Les actionnaires kényans qui apportent leurs titres recevront donc du papier Nedbank. Ensemble, ils détiendront un peu moins de 9 % du groupe sud-africain. Les 34 % du capital de NCBA qui restent en dehors de l’opération continuent d’être cotés à la Bourse de Nairobi, et l’enseigne NCBA est maintenue.
Deux familles concentrent une large part du produit de la vente. Enke Investments Limited, véhicule de la famille Kenyatta, détient 13,2 % de NCBA, soit 217,49 millions d’actions, auxquelles s’ajoutent 12,75 millions de titres portés en propre par Muhoho Kenyatta. Les familles Kenyatta et Ndegwa, à l’origine de la fusion qui a donné naissance à NCBA en 2019, devraient percevoir environ 21,9 milliards de shillings, de l’ordre de 170 millions de dollars.
Le dossier a suivi le parcours complet des régulateurs de la région. L’avis d’intention date du 21 janvier 2026. L’Autorité des marchés de capitaux du Kenya a donné son accord le 19 février, la commission de la concurrence du COMESA et l’autorité est-africaine en juin. L’offre publique d’achat a été ouverte le 28 mai. Restait la Banque centrale, seule habilitée à autoriser un changement d’actionnariat de contrôle dans une banque kényane. Elle est dirigée depuis le 19 juin 2023 par Kamau Thugge, dixième gouverneur de l’institution, successeur de Patrick Njoroge.

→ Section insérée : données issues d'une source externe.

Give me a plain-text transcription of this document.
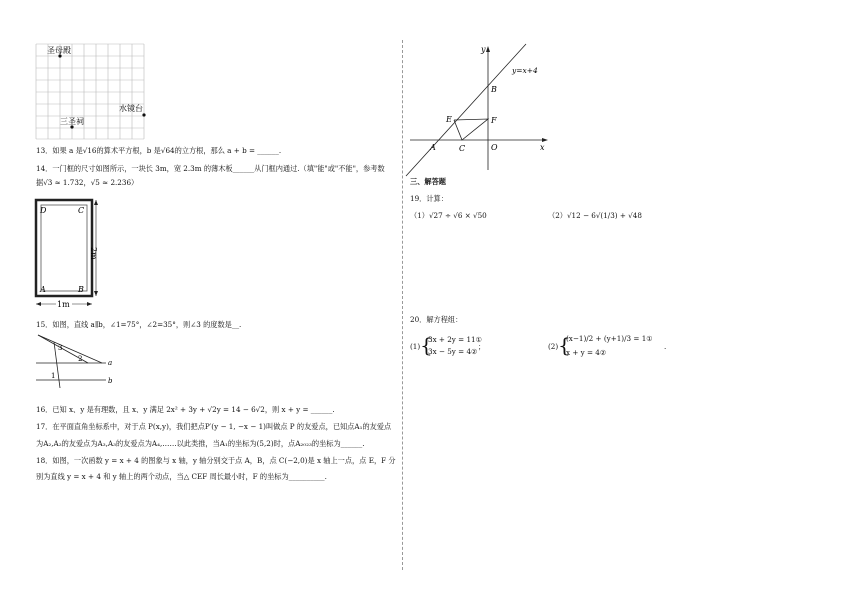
圣母殿
水镜台
三圣祠
13．如果 a 是√16的算术平方根，b 是√64的立方根，那么 a + b = ______.
14．一门框的尺寸如图所示，一块长 3m，宽 2.3m 的薄木板______从门框内通过.（填"能"或"不能"，参考数
据√3 ≈ 1.732，√5 ≈ 2.236）
D	C
A	B
2m
1m
15．如图，直线 a∥b，∠1=75°，∠2=35°，则∠3 的度数是__.
3
2
1
a
b
16．已知 x、y 是有理数，且 x、y 满足 2x² + 3y + √2y = 14 − 6√2，则 x + y = ______.
17．在平面直角坐标系中，对于点 P(x,y)，我们把点P′(y − 1, −x − 1)叫做点 P 的友爱点，已知点A₁的友爱点
为A₂,A₂的友爱点为A₃,A₃的友爱点为A₄,……以此类推，当A₁的坐标为(5,2)时，点A₂₀₂₃的坐标为______.
18．如图，一次函数 y = x + 4 的图象与 x 轴，y 轴分别交于点 A，B，点 C(−2,0)是 x 轴上一点，点 E，F 分
别为直线 y = x + 4 和 y 轴上的两个动点，当△ CEF 周长最小时，F 的坐标为__________.
y
x
y=x+4
B
E	F
A	C	O
三、解答题
19．计算：
（1）√27 ÷ √6 × √50	（2）√12 − 6√(1/3) + √48
20．解方程组：
(1) {
3x + 2y = 11①
3x − 5y = 4②
；	(2) {
(x−1)/2 + (y+1)/3 = 1①
x + y = 4②
.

John Gachora, directeur général du groupe NCBA, a défendu la continuité : la banque conserve sa marque, sa gouvernance et sa direction kényanes. Nedbank, dirigée par Jason Quinn, a confirmé le maintien de l’enseigne. Le groupe de Johannesburg était jusqu’ici solidement installé en Afrique australe et présent ailleurs sur le continent par des participations minoritaires. Il acquiert cette fois un opérateur bancaire est-africain de plein exercice, et avec lui une position acquise dans le crédit mobile de masse, un segment que peu de banques du continent maîtrisent à cette échelle.
Reste à savoir ce que le changement d’actionnaire fait au coût du crédit. Les conditions de Fuliza relèvent d’une négociation entre NCBA, Safaricom et le régulateur, pas du seul actionnaire majoritaire, mais un propriétaire installé à Johannesburg pèsera sur les arbitrages de marge d’un produit qui touche des millions de comptes chaque mois. À Nairobi, le flottant de NCBA tombe à 34 %, ce qui réduit mécaniquement la liquidité d’un titre qui comptait dans la cote. NCBA a dégagé 23,4 milliards de shillings de bénéfice net en 2025 et distribué 11,7 milliards de dividendes. C’est cette rentabilité que Nedbank achète, et c’est sur elle que l’opération se jugera.